Day one of the patch we used 1/2 a patch and got limited feedback from school, so Saturday we moved to a full patch.  Well, we did NOT see our son that day at ALL.  We saw a withdrawn little boy who was listless and sad, tired and lonely.  Not at all our happy, bouncy little monster.  I did not like this little boy much at all.  I mean, I loved him, of course, but I missed my J-man.  Where had he gone?  Is this what I was doing to him?  I saw little glimmers of my beautiful boy whenever he got to do something physically active, but so long as he was sedentary, he was listless, withdrawn, quiet, introspective, sniffly, and sad.

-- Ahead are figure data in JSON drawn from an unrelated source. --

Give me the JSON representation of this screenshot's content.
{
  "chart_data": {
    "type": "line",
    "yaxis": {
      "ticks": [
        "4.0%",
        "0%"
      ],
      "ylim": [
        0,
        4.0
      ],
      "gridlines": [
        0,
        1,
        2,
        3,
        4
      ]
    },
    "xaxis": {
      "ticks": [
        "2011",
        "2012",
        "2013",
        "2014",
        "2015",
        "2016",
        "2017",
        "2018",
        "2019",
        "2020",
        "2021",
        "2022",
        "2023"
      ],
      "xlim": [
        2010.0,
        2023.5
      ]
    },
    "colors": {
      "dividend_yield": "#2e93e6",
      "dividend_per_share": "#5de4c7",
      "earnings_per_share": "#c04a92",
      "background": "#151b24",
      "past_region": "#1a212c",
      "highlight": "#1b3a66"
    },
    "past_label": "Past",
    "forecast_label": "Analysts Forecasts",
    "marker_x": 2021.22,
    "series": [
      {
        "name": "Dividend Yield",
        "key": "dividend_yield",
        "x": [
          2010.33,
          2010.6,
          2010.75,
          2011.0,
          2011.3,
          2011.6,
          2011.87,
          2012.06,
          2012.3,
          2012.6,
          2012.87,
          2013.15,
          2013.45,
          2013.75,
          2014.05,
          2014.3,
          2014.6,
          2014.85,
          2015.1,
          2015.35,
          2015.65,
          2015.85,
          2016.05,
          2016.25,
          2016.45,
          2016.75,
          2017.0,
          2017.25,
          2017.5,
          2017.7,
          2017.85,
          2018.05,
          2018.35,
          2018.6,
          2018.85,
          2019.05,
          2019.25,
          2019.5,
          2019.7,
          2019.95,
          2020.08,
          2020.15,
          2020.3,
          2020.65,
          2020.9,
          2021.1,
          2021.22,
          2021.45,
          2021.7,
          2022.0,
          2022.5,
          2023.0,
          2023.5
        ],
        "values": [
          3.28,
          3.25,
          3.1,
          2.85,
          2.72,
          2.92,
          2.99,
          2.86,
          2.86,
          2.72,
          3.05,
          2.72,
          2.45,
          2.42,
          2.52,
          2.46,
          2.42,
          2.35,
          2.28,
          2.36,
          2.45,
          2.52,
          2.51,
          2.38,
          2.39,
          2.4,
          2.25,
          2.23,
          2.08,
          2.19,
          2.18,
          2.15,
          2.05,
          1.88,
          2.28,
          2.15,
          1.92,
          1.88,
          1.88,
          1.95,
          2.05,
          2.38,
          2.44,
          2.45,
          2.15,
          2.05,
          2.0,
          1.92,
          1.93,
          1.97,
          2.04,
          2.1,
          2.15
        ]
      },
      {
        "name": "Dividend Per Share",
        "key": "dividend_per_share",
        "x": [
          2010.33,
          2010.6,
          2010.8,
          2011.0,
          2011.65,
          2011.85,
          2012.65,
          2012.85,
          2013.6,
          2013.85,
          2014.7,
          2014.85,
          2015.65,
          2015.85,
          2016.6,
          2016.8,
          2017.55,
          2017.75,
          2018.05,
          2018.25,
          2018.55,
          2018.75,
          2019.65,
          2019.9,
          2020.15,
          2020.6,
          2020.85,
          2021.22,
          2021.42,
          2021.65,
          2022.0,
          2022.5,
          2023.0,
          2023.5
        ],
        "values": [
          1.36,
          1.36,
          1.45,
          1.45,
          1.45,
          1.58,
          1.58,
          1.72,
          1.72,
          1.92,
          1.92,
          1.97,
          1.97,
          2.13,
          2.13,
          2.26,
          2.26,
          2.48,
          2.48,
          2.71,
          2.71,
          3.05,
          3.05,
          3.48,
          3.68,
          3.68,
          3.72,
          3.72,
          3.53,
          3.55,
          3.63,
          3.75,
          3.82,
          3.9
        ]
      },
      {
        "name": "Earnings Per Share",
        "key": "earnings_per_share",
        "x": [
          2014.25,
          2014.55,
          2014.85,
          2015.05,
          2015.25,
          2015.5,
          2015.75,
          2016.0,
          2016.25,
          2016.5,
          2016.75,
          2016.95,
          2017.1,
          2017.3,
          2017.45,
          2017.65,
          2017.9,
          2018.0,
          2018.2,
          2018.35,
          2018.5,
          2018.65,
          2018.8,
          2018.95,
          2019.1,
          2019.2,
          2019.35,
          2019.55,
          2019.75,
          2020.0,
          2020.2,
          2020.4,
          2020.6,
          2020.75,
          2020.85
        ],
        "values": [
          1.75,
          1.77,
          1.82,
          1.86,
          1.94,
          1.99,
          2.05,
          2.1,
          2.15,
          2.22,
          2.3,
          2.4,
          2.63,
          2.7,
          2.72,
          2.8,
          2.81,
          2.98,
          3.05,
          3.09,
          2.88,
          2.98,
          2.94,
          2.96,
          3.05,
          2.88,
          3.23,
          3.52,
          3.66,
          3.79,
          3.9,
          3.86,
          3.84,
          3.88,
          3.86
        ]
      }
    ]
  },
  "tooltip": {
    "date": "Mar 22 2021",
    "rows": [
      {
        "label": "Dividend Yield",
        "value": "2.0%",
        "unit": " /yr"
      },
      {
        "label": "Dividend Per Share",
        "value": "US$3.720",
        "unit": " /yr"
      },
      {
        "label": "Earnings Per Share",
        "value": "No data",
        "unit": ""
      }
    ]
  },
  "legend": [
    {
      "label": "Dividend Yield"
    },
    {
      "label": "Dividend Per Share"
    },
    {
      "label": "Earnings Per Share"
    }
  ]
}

Sunday we tried again with a whole patch, knowing he would have a very active day as we went out to visit Jess and her five little monkeys.  And he was totally fine.  He was calm, but happy.  He was a good listener.  He was active at appropriate times, but not out of control.  He played nicely.  He was animated.  He was a little bored when the other kids were asleep, but he generally had a GOOD time and was my J-man again.  It was awesome. 

Today?  We gave him a full patch again.  I called the school just now to see how he’s doing and he’s BOUNCING OFF WALLS.  Can’t sit still, can’t listen, can’t behave himself, can’t control his behavior, totally impulsive. 

I just. don’t.  know.  what.  to.  think.

His fits before and after the medicine take effect and wear off are completely out of control, but we’ll approach this with behavior management therapy.  This will take time.  But the medication?  I’m just… I’m at a total loss.  TOTAL LOSS.  I feel unbelievably incompetent.


Meanwhile, we’ve joined CHADD. I’ve got to-do lists. I’ve got a notebook started.  We’ve got reading lists.  What more can we do?